List of common cloud-native ETL tools:

Alooma
Fivetran
Matillion
Snaplogic
Stitch Data

Real-time ETL tools

The demand for real-time support has moved the model from batch processing to one based on message queues and streams. Kafka has become the leading distributed message queue, and companies like Alooma have built SaaS or on-prem ETL solutions atop it.

Batch processing of ETL work makes little sense if your data (or insights from it) are needed instantly. And many applications work this way today — a tweet or social media update goes live immediately, not tomorrow!

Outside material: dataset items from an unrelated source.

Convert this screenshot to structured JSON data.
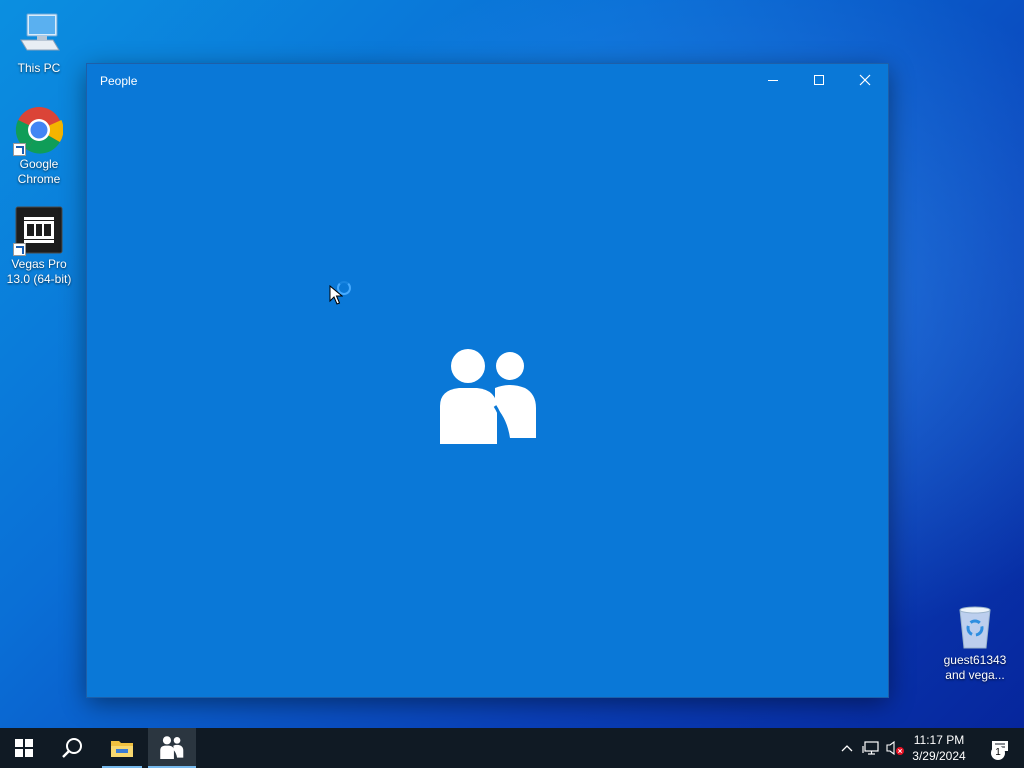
{
  "desktop": {
    "icons": [
      {
        "label": "This PC",
        "icon": "this-pc-icon"
      },
      {
        "label": "Google\nChrome",
        "icon": "chrome-icon"
      },
      {
        "label": "Vegas Pro\n13.0 (64-bit)",
        "icon": "vegas-pro-icon"
      },
      {
        "label": "guest61343\nand vega...",
        "icon": "recycle-bin-icon"
      }
    ]
  },
  "window": {
    "title": "People",
    "controls": [
      "minimize",
      "maximize",
      "close"
    ],
    "background": "#0a78d7",
    "splash_icon": "people-icon"
  },
  "taskbar": {
    "pinned": [
      {
        "name": "start",
        "icon": "windows-logo-icon"
      },
      {
        "name": "search",
        "icon": "search-icon"
      },
      {
        "name": "file-explorer",
        "icon": "folder-icon"
      },
      {
        "name": "people",
        "icon": "people-icon",
        "active": true
      }
    ],
    "tray": [
      "chevron-up-icon",
      "network-icon",
      "volume-muted-icon"
    ],
    "clock": {
      "time": "11:17 PM",
      "date": "3/29/2024"
    },
    "notifications": {
      "count": "1"
    }
  },
  "colors": {
    "accent": "#0a78d7",
    "taskbar": "#101a24",
    "highlight": "#76b9ed"
  }
}
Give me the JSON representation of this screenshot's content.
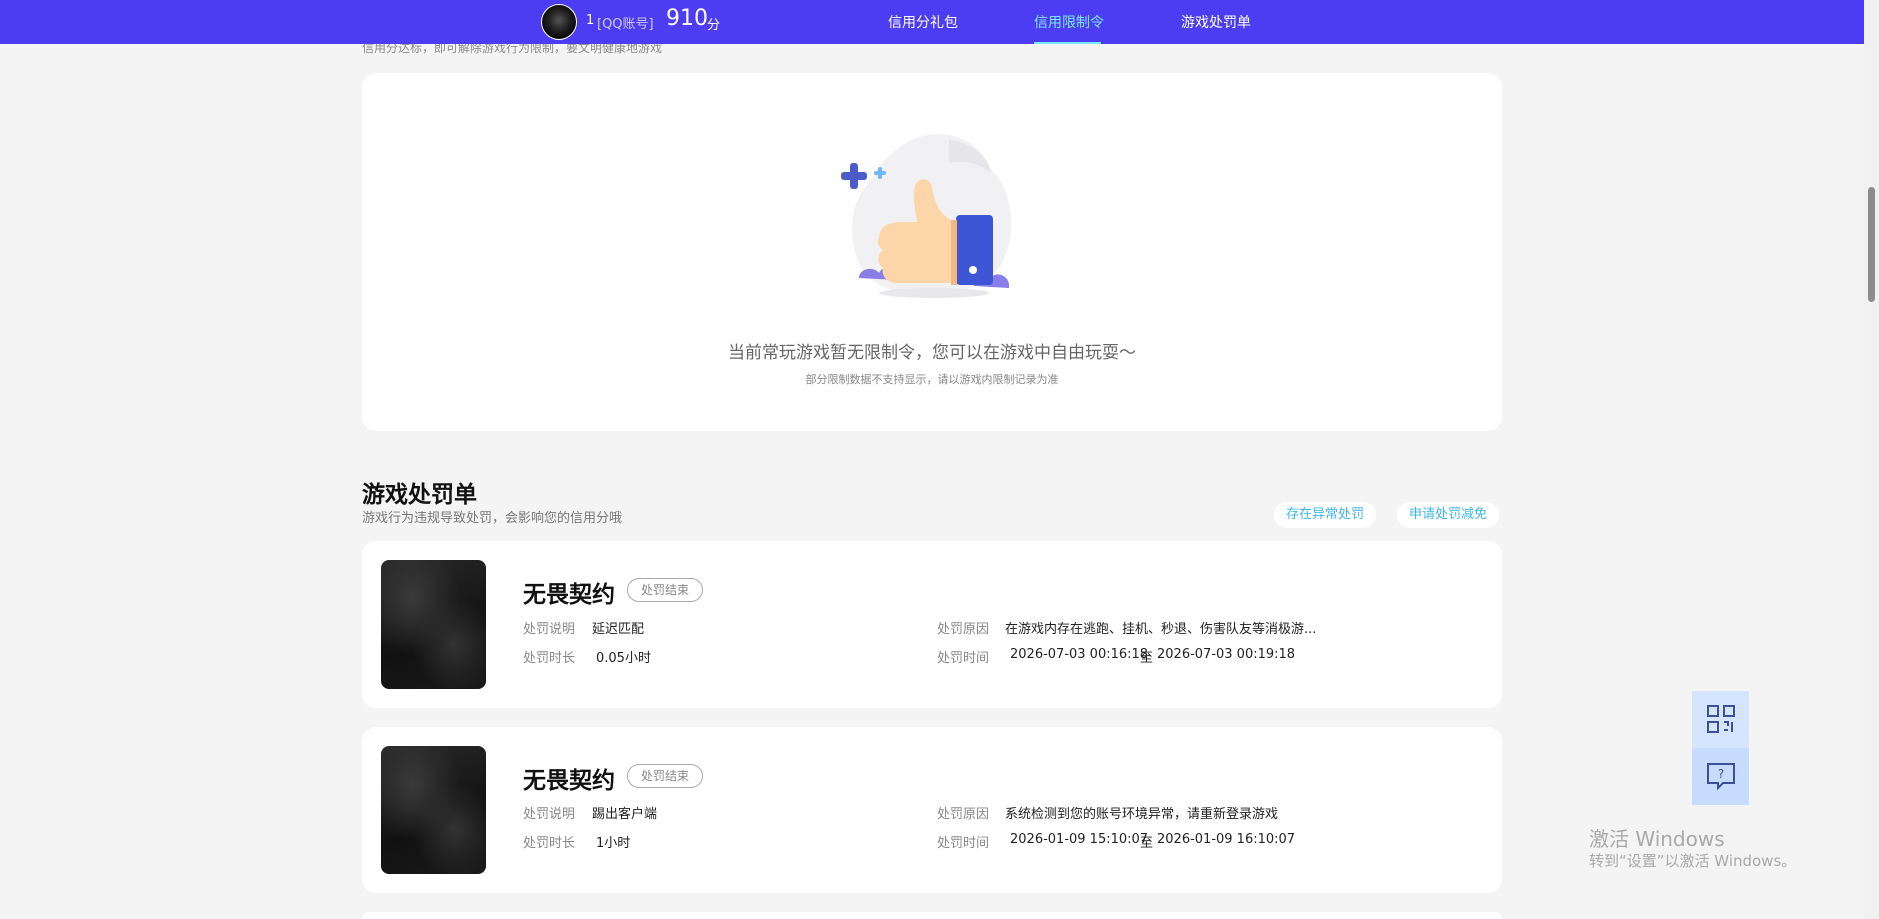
{
  "header": {
    "account_id": "1",
    "account_type": "[QQ账号]",
    "score": "910",
    "score_unit": "分",
    "nav": [
      {
        "label": "信用分礼包",
        "active": false
      },
      {
        "label": "信用限制令",
        "active": true
      },
      {
        "label": "游戏处罚单",
        "active": false
      }
    ]
  },
  "restriction": {
    "partial_subtitle": "信用分达标，即可解除游戏行为限制，要文明健康地游戏",
    "empty_text": "当前常玩游戏暂无限制令，您可以在游戏中自由玩耍～",
    "empty_note": "部分限制数据不支持显示，请以游戏内限制记录为准"
  },
  "penalty": {
    "title": "游戏处罚单",
    "subtitle": "游戏行为违规导致处罚，会影响您的信用分哦",
    "btn_abnormal": "存在异常处罚",
    "btn_reduce": "申请处罚减免",
    "labels": {
      "desc": "处罚说明",
      "duration": "处罚时长",
      "reason": "处罚原因",
      "time": "处罚时间",
      "to": "至"
    },
    "items": [
      {
        "game": "无畏契约",
        "status": "处罚结束",
        "desc": "延迟匹配",
        "duration": "0.05小时",
        "reason": "在游戏内存在逃跑、挂机、秒退、伤害队友等消极游...",
        "time_start": "2026-07-03 00:16:18",
        "time_end": "2026-07-03 00:19:18"
      },
      {
        "game": "无畏契约",
        "status": "处罚结束",
        "desc": "踢出客户端",
        "duration": "1小时",
        "reason": "系统检测到您的账号环境异常，请重新登录游戏",
        "time_start": "2026-01-09 15:10:07",
        "time_end": "2026-01-09 16:10:07"
      }
    ]
  },
  "watermark": {
    "line1": "激活 Windows",
    "line2": "转到“设置”以激活 Windows。"
  },
  "colors": {
    "header_bg": "#4c3df3",
    "accent": "#7de6ff",
    "link": "#3db7e8",
    "page_bg": "#f4f4f4"
  }
}
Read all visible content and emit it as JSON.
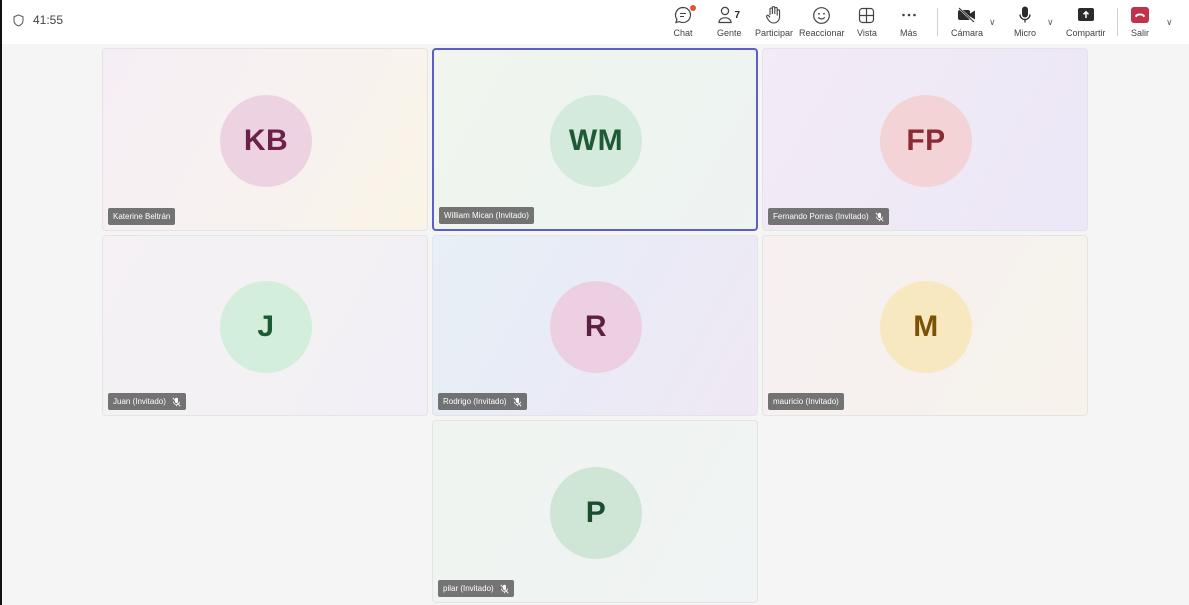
{
  "meeting": {
    "elapsed_time": "41:55"
  },
  "toolbar": {
    "chat_label": "Chat",
    "people_label": "Gente",
    "people_count": "7",
    "raise_label": "Participar",
    "react_label": "Reaccionar",
    "view_label": "Vista",
    "more_label": "Más",
    "camera_label": "Cámara",
    "mic_label": "Micro",
    "share_label": "Compartir",
    "leave_label": "Salir"
  },
  "colors": {
    "accent": "#5b5fc7",
    "leave": "#c4314b",
    "badge": "#e0533b"
  },
  "participants": [
    {
      "initials": "KB",
      "name": "Katerine Beltrán",
      "muted": false,
      "active": false,
      "avatar_bg": "#edd3e1",
      "avatar_fg": "#6b2148"
    },
    {
      "initials": "WM",
      "name": "William Mican (Invitado)",
      "muted": false,
      "active": true,
      "avatar_bg": "#d3eadd",
      "avatar_fg": "#1f5a36"
    },
    {
      "initials": "FP",
      "name": "Fernando Porras (Invitado)",
      "muted": true,
      "active": false,
      "avatar_bg": "#f3d3d6",
      "avatar_fg": "#8a2a35"
    },
    {
      "initials": "J",
      "name": "Juan (Invitado)",
      "muted": true,
      "active": false,
      "avatar_bg": "#d4eedc",
      "avatar_fg": "#1c5a34"
    },
    {
      "initials": "R",
      "name": "Rodrigo (Invitado)",
      "muted": true,
      "active": false,
      "avatar_bg": "#ecd0e1",
      "avatar_fg": "#5e2040"
    },
    {
      "initials": "M",
      "name": "mauricio (Invitado)",
      "muted": false,
      "active": false,
      "avatar_bg": "#f8e8c0",
      "avatar_fg": "#7a5206"
    },
    {
      "initials": "P",
      "name": "pilar (Invitado)",
      "muted": true,
      "active": false,
      "avatar_bg": "#cfe5d6",
      "avatar_fg": "#1b4d2f"
    }
  ]
}
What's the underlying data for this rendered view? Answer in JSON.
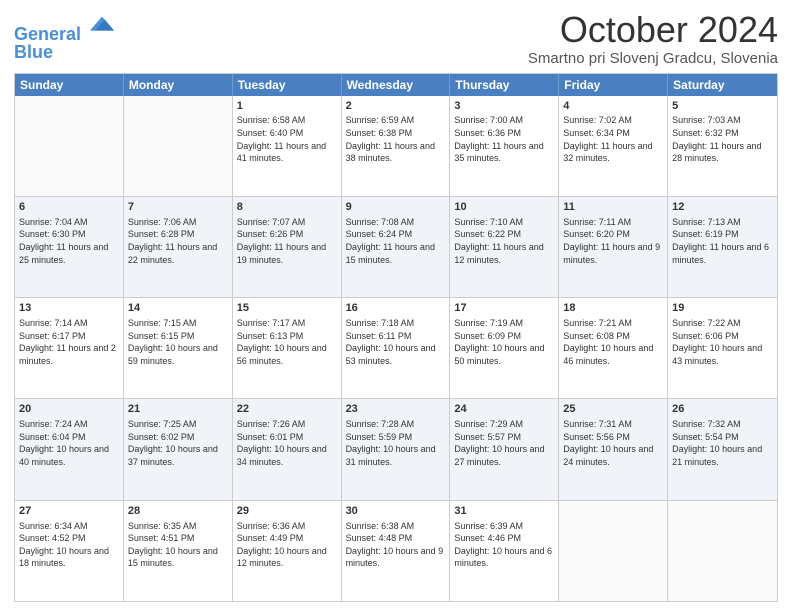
{
  "logo": {
    "line1": "General",
    "line2": "Blue"
  },
  "title": "October 2024",
  "subtitle": "Smartno pri Slovenj Gradcu, Slovenia",
  "days": [
    "Sunday",
    "Monday",
    "Tuesday",
    "Wednesday",
    "Thursday",
    "Friday",
    "Saturday"
  ],
  "weeks": [
    [
      {
        "day": "",
        "sunrise": "",
        "sunset": "",
        "daylight": "",
        "empty": true
      },
      {
        "day": "",
        "sunrise": "",
        "sunset": "",
        "daylight": "",
        "empty": true
      },
      {
        "day": "1",
        "sunrise": "Sunrise: 6:58 AM",
        "sunset": "Sunset: 6:40 PM",
        "daylight": "Daylight: 11 hours and 41 minutes."
      },
      {
        "day": "2",
        "sunrise": "Sunrise: 6:59 AM",
        "sunset": "Sunset: 6:38 PM",
        "daylight": "Daylight: 11 hours and 38 minutes."
      },
      {
        "day": "3",
        "sunrise": "Sunrise: 7:00 AM",
        "sunset": "Sunset: 6:36 PM",
        "daylight": "Daylight: 11 hours and 35 minutes."
      },
      {
        "day": "4",
        "sunrise": "Sunrise: 7:02 AM",
        "sunset": "Sunset: 6:34 PM",
        "daylight": "Daylight: 11 hours and 32 minutes."
      },
      {
        "day": "5",
        "sunrise": "Sunrise: 7:03 AM",
        "sunset": "Sunset: 6:32 PM",
        "daylight": "Daylight: 11 hours and 28 minutes."
      }
    ],
    [
      {
        "day": "6",
        "sunrise": "Sunrise: 7:04 AM",
        "sunset": "Sunset: 6:30 PM",
        "daylight": "Daylight: 11 hours and 25 minutes."
      },
      {
        "day": "7",
        "sunrise": "Sunrise: 7:06 AM",
        "sunset": "Sunset: 6:28 PM",
        "daylight": "Daylight: 11 hours and 22 minutes."
      },
      {
        "day": "8",
        "sunrise": "Sunrise: 7:07 AM",
        "sunset": "Sunset: 6:26 PM",
        "daylight": "Daylight: 11 hours and 19 minutes."
      },
      {
        "day": "9",
        "sunrise": "Sunrise: 7:08 AM",
        "sunset": "Sunset: 6:24 PM",
        "daylight": "Daylight: 11 hours and 15 minutes."
      },
      {
        "day": "10",
        "sunrise": "Sunrise: 7:10 AM",
        "sunset": "Sunset: 6:22 PM",
        "daylight": "Daylight: 11 hours and 12 minutes."
      },
      {
        "day": "11",
        "sunrise": "Sunrise: 7:11 AM",
        "sunset": "Sunset: 6:20 PM",
        "daylight": "Daylight: 11 hours and 9 minutes."
      },
      {
        "day": "12",
        "sunrise": "Sunrise: 7:13 AM",
        "sunset": "Sunset: 6:19 PM",
        "daylight": "Daylight: 11 hours and 6 minutes."
      }
    ],
    [
      {
        "day": "13",
        "sunrise": "Sunrise: 7:14 AM",
        "sunset": "Sunset: 6:17 PM",
        "daylight": "Daylight: 11 hours and 2 minutes."
      },
      {
        "day": "14",
        "sunrise": "Sunrise: 7:15 AM",
        "sunset": "Sunset: 6:15 PM",
        "daylight": "Daylight: 10 hours and 59 minutes."
      },
      {
        "day": "15",
        "sunrise": "Sunrise: 7:17 AM",
        "sunset": "Sunset: 6:13 PM",
        "daylight": "Daylight: 10 hours and 56 minutes."
      },
      {
        "day": "16",
        "sunrise": "Sunrise: 7:18 AM",
        "sunset": "Sunset: 6:11 PM",
        "daylight": "Daylight: 10 hours and 53 minutes."
      },
      {
        "day": "17",
        "sunrise": "Sunrise: 7:19 AM",
        "sunset": "Sunset: 6:09 PM",
        "daylight": "Daylight: 10 hours and 50 minutes."
      },
      {
        "day": "18",
        "sunrise": "Sunrise: 7:21 AM",
        "sunset": "Sunset: 6:08 PM",
        "daylight": "Daylight: 10 hours and 46 minutes."
      },
      {
        "day": "19",
        "sunrise": "Sunrise: 7:22 AM",
        "sunset": "Sunset: 6:06 PM",
        "daylight": "Daylight: 10 hours and 43 minutes."
      }
    ],
    [
      {
        "day": "20",
        "sunrise": "Sunrise: 7:24 AM",
        "sunset": "Sunset: 6:04 PM",
        "daylight": "Daylight: 10 hours and 40 minutes."
      },
      {
        "day": "21",
        "sunrise": "Sunrise: 7:25 AM",
        "sunset": "Sunset: 6:02 PM",
        "daylight": "Daylight: 10 hours and 37 minutes."
      },
      {
        "day": "22",
        "sunrise": "Sunrise: 7:26 AM",
        "sunset": "Sunset: 6:01 PM",
        "daylight": "Daylight: 10 hours and 34 minutes."
      },
      {
        "day": "23",
        "sunrise": "Sunrise: 7:28 AM",
        "sunset": "Sunset: 5:59 PM",
        "daylight": "Daylight: 10 hours and 31 minutes."
      },
      {
        "day": "24",
        "sunrise": "Sunrise: 7:29 AM",
        "sunset": "Sunset: 5:57 PM",
        "daylight": "Daylight: 10 hours and 27 minutes."
      },
      {
        "day": "25",
        "sunrise": "Sunrise: 7:31 AM",
        "sunset": "Sunset: 5:56 PM",
        "daylight": "Daylight: 10 hours and 24 minutes."
      },
      {
        "day": "26",
        "sunrise": "Sunrise: 7:32 AM",
        "sunset": "Sunset: 5:54 PM",
        "daylight": "Daylight: 10 hours and 21 minutes."
      }
    ],
    [
      {
        "day": "27",
        "sunrise": "Sunrise: 6:34 AM",
        "sunset": "Sunset: 4:52 PM",
        "daylight": "Daylight: 10 hours and 18 minutes."
      },
      {
        "day": "28",
        "sunrise": "Sunrise: 6:35 AM",
        "sunset": "Sunset: 4:51 PM",
        "daylight": "Daylight: 10 hours and 15 minutes."
      },
      {
        "day": "29",
        "sunrise": "Sunrise: 6:36 AM",
        "sunset": "Sunset: 4:49 PM",
        "daylight": "Daylight: 10 hours and 12 minutes."
      },
      {
        "day": "30",
        "sunrise": "Sunrise: 6:38 AM",
        "sunset": "Sunset: 4:48 PM",
        "daylight": "Daylight: 10 hours and 9 minutes."
      },
      {
        "day": "31",
        "sunrise": "Sunrise: 6:39 AM",
        "sunset": "Sunset: 4:46 PM",
        "daylight": "Daylight: 10 hours and 6 minutes."
      },
      {
        "day": "",
        "sunrise": "",
        "sunset": "",
        "daylight": "",
        "empty": true
      },
      {
        "day": "",
        "sunrise": "",
        "sunset": "",
        "daylight": "",
        "empty": true
      }
    ]
  ]
}
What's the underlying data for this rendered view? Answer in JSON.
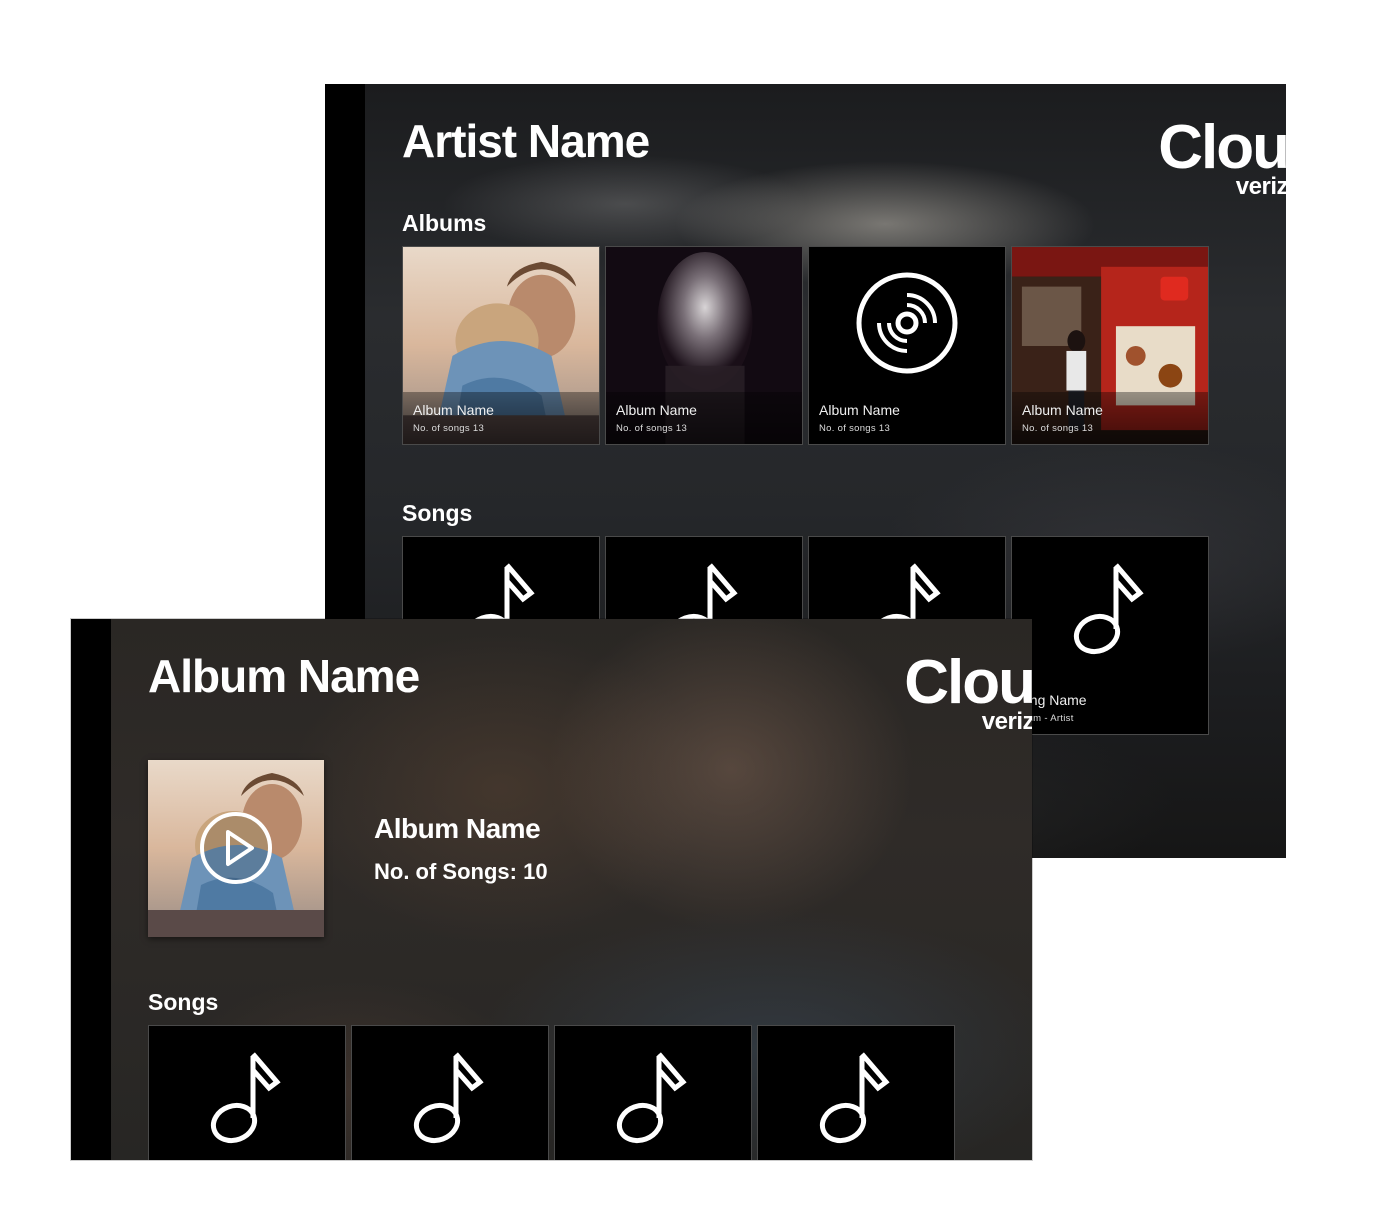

Here's a list of common real-time ETL tools:

Alooma
Confluent
StreamSets
Striim

BI tools

BI and Analytics tools are about everything you do with the data to get insights once you've captured it. These include tools for visualization, data science analysis, analytics and KPIs:

List of common BI and analytics tools:

SAP Business Intelligence
MicroStrategy
Dundas BI
Yellowfin BI
TIBCO Spotfire
Hevo Data
Microsoft Power BI
Looker
Clear Analytics
Tableau
Oracle BI
Domo
QlikView
Pentaho
TIBCO Jaspersoft
BIRT
IBM Cognos Analytics
Style Intelligence
Netlink

Big-Data and Hadoop

Big data:

Big data refers to data sets that are too large or complex for traditional data-processing application software to adequately deal with. Data with many cases (rows) offer greater statistical power, while data with higher complexity (more attributes or columns) may lead to a higher false discovery rate. Big data challenges include capturing data, data storage, data analysis, search, sharing, transfer, visualization, querying, updating, information privacy and data source. Big data was originally associated with three key concepts: volume, variety, and velocity. Other concepts later attributed with big data are veracity

Tools Of Big Data

Apache Hadoop
Apache Spark
Apache Strom
Apache Cassandra
MongoDb
R programming
Neo4j
Apache SAMOA

Hadoop:

Apache Hadoop is a collection of open-source software utilities that facilitate using a network of many computers to solve problems involving massive amounts of data and computation. It provides a software framework for distributed storage and processing of big data using the MapReduce programming model. Originally designed for computer clusters built from commodity hardware—still the common use—it has also found use on clusters of higher-end hardware. All the modules in Hadoop are designed with a fundamental assumption that hardware failures are common occurrences and should be automatically handled by the framework.

The base Apache Hadoop framework is composed of the following modules:

Hadoop Common – contains libraries and utilities needed by other Hadoop modules;

Hadoop Distributed File System (HDFS) – a distributed file-system that stores data on commodity machines, providing very high aggregate bandwidth across the cluster;

Hadoop YARN – introduced in 2012 is a platform responsible for managing computing resources in clusters and using them for scheduling users' applications;

Hadoop MapReduce – an implementation of the MapReduce programming model for large-scale data processing.

Scala:

Scala is a strong statically typed general-purpose programming language which supports both object-oriented programming and functional programming. Designed to be concise, many of Scala's design decisions are aimed to address criticisms of Java.

Apace Spark:

Apache Spark is an open-source unified analytics engine for large-scale data processing. Spark provides an interface for programming entire clusters with implicit data parallelism and fault tolerance.